Den ersten Versuch einer bürgerlichen Existenz machte Wolf mit knapp 19, als er eine 16-Jährige schwängerte. Von mittags bis abends brach er fortan Autos auf, traf seinen Hehler in einer Kneipe am Worringer Platz und kümmerte sich dann um seine Freundin. Die verlor er nach der Entbindung in der Flurklinik samt des gemeinsamen Kindes aus den Augen.

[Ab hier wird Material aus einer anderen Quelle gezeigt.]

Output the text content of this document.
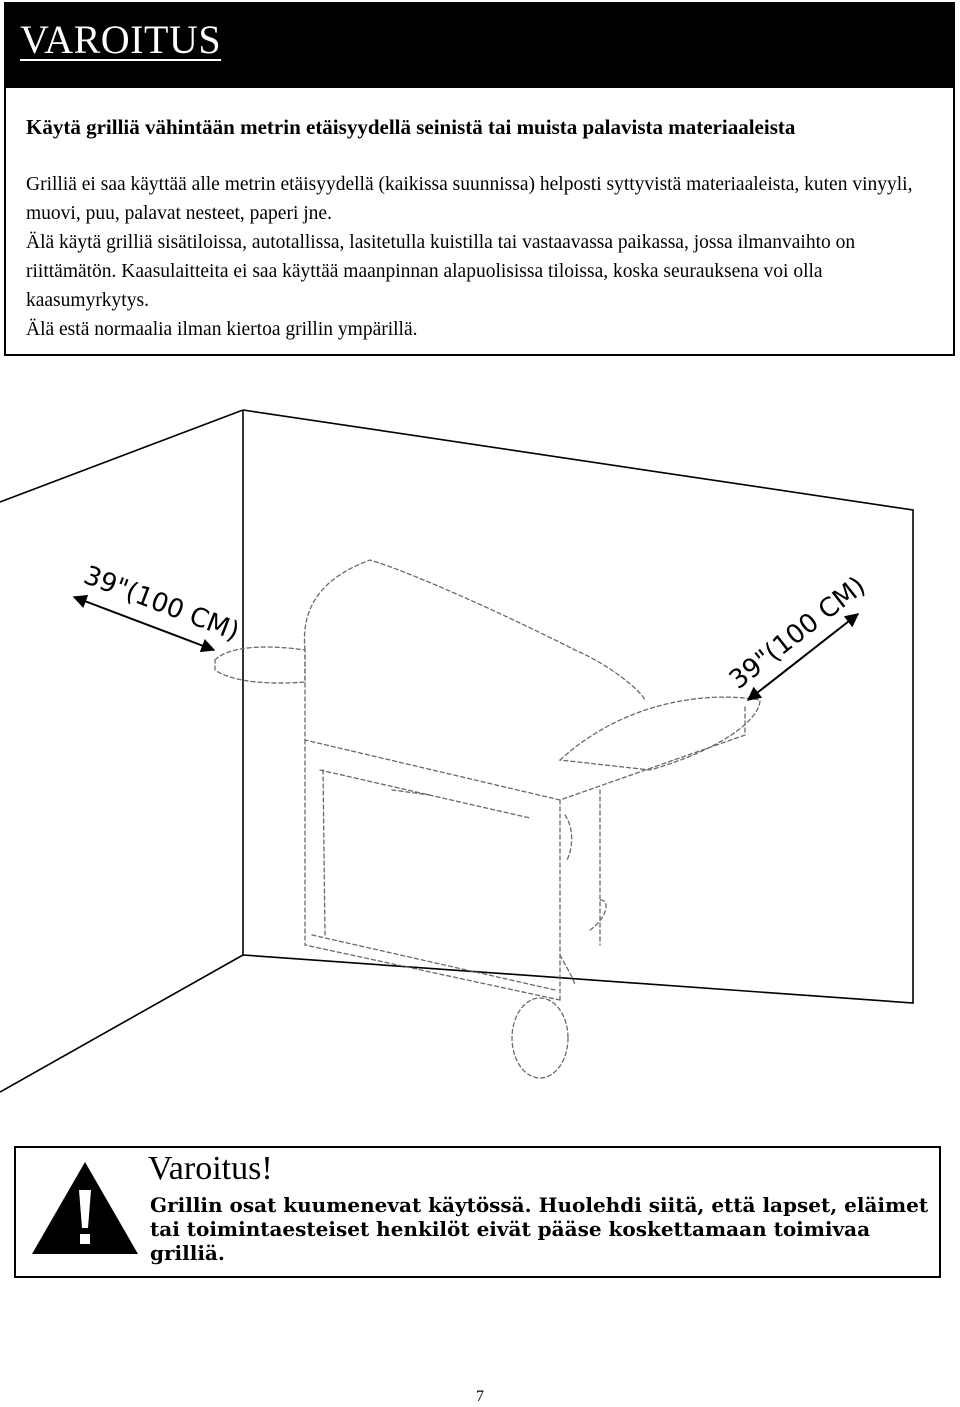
VAROITUS
Käytä grilliä vähintään metrin etäisyydellä seinistä tai muista palavista materiaaleista

Grilliä ei saa käyttää alle metrin etäisyydellä (kaikissa suunnissa) helposti syttyvistä materiaaleista, kuten vinyyli, muovi, puu, palavat nesteet, paperi jne.

Älä käytä grilliä sisätiloissa, autotallissa, lasitetulla kuistilla tai vastaavassa paikassa, jossa ilmanvaihto on riittämätön. Kaasulaitteita ei saa käyttää maanpinnan alapuolisissa tiloissa, koska seurauksena voi olla kaasumyrkytys.

Älä estä normaalia ilman kiertoa grillin ympärillä.

39"(100 CM)	39"(100 CM)
Varoitus!
Grillin osat kuumenevat käytössä. Huolehdi siitä, että lapset, eläimet tai toimintaesteiset henkilöt eivät pääse koskettamaan toimivaa grilliä.
7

Seine erste Waffe erwarb Wolf, der großen Wert darauf legt, nie eine scharfe Waffe gehabt zu haben, an der Oststraße. Weil er mit dem Schreckschuss-Colt erst einen Autofahrer an den Rheinterrassen überfiel, dann auf einen Polizisten zielte, landete er erneut im Knast, machte in der "Ulm" einen Schweißerlehrgang. Danach versuchte er sich als Betrüger mit gefälschten Parfüms, reiste mit ebenso unechten Papieren, stahl Autos und verkaufte sie, und handelte sich, inzwischen verheiratet und erneut Vater, eine weitere Haftstrafe ein. Mit Frau und Kind tauchte er im Westerwald unter, überfiel seine erste Bank. Die Ehefrau verriet ihn später an die Polizei, die ihn auf der Kö überwältigte. Wieder Haft, wieder ein Urlaub, den er in Düsseldorf verbrachte - und aus dem er nach einem Alkoholexzess im Oberbilker "Josefseck" nicht zurückkehrte - nach neun bereits verbüßten Jahren. Das war zum Jahrtausendwechsel und seither hat sich Wolf, dessen offensichtliche Liebe zu Düsseldorf eine der wenigen Konstanten in seinem Leben ist, seine Heimat kaum mehr gesehen.

In Holland erbeutete er bei einem erneuten Bankraub mit einer Bombenattrappe genug Geld, um für Jahre in Frankfurt unterzutauchen. Als das Geld zur Neige ging, entführte er die Wiesbadener Bankiersfrau.

Bemerkenswert frei von Empathie erzählt Wolf seine Geschichte, die im Lamento über seine Behandlung durch die Justiz sieht. Die hatte ihm für die Wiesbadener Tat noch einmal 13,5 Jahre aufgebrummt. Als Wolf im Gerichtssaal "meine Karriere für unwiderruflich beendet" erklärte, war die Borreliose gerade erst diagnostiziert worden.